The working hypothesis was that some people searching for information on heroin and other opioids might overdose in the near future. To test this, a researcher at the University of California Institute for Prediction Technology (UCIPT) and his colleagues developed several statistical models to forecast overdoses based on opioid-related keywords, metropolitan income inequality and total number of emergency room visits. They discovered regional differences (graphic) in where and how people searched for such information and found that more overdoses were associated with a greater number of searches per keyword. The best-fitting model, the researchers say, explained about 72 percent of the relation between the most popular search terms and heroin-related E.R. visits.

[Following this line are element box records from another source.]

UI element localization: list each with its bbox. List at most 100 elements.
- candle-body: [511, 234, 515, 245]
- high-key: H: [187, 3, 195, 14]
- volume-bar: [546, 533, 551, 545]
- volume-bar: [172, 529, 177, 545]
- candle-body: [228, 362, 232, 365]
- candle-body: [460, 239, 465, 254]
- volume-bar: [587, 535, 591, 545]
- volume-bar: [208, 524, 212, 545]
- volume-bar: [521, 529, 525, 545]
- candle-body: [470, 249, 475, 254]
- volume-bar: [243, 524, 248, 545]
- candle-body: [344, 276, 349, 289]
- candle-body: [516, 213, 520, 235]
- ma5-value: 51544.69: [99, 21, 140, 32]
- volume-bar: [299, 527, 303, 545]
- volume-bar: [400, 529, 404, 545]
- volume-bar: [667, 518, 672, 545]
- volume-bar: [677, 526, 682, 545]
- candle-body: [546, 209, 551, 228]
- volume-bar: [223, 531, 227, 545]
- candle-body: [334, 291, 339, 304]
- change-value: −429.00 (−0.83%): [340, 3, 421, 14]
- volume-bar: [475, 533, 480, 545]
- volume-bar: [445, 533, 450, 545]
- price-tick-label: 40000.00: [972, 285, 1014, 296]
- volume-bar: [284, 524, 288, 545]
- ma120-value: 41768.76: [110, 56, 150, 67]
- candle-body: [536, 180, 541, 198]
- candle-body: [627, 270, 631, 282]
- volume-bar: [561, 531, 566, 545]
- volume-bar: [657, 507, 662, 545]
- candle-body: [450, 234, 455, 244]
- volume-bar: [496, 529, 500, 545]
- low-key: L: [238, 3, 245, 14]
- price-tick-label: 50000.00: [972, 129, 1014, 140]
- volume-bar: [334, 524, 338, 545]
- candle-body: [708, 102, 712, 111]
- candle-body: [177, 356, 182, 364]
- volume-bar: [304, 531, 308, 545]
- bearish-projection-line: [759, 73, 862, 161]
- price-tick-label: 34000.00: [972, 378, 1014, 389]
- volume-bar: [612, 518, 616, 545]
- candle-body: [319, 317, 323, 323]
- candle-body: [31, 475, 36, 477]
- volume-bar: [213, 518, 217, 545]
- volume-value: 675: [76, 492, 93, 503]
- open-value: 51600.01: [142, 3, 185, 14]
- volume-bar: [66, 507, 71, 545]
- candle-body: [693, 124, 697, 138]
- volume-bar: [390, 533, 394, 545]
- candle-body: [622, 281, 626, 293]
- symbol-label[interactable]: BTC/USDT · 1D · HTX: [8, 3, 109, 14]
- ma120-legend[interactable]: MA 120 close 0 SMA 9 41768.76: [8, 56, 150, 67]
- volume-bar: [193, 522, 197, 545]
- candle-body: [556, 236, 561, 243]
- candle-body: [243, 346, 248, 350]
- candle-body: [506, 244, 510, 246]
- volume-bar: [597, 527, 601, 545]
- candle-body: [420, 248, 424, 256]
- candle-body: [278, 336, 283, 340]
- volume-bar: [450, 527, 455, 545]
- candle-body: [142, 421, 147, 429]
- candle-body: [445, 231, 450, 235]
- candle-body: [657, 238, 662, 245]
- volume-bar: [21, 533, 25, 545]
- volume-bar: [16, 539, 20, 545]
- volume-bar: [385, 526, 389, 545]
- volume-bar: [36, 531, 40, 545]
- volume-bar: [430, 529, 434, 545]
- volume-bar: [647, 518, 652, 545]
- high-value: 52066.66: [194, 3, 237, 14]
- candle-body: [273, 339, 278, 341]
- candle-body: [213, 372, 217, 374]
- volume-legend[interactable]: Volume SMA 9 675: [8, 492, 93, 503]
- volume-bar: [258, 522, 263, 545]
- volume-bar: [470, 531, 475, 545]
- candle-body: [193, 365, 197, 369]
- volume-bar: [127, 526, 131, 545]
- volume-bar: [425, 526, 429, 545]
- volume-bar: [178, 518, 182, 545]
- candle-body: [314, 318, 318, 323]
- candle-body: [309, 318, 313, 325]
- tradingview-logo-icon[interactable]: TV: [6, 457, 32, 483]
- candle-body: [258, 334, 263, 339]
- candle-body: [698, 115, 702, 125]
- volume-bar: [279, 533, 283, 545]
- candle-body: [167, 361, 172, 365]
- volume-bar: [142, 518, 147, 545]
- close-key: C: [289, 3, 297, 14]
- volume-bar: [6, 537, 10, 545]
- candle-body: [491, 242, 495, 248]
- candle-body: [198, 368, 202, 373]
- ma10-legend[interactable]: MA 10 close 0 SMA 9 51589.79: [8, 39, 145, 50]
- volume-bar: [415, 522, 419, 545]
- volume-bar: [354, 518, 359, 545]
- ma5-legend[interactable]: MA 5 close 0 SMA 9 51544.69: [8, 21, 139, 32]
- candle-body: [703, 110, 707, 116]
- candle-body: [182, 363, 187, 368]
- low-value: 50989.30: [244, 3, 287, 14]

The authors say their study, published in the September 2018 issue of Drug and Alcohol Dependence, is the first report of using Google searches in this way.
To develop their models, the investigators obtained search data for 12 prescription and nonprescription opioids between 2005 and 2011 in nine U.S. metropolitan areas. They compared these with Substance Abuse and Mental Health Services Administration records of heroin-related E.R. admissions during the same period. The models can be modified to predict overdoses of other opioids or narrow searches to specific zip codes, says lead study author Sean D. Young, a behavioral psychologist and UCIPT executive director. That could provide early warnings of overdose clusters and help to decide where to distribute the overdose reversal medication Naloxone.
Still, this approach has limitations. Not everyone uses Google, and some search terms lacked important context: “brown sugar” (slang for a type of heroin) was the most popular one for opioids in the majority of cities studied, but the researchers noted that their model could not distinguish it from the baking ingredient. In addition, the overdose data in the study were relatively old.
Jeanine Buchanich, a biostatistician at the University of Pittsburgh, who was not involved in the prediction study, says that “the paper highlights the need for new, innovative approaches to analyzing data related to the opioid epidemic.”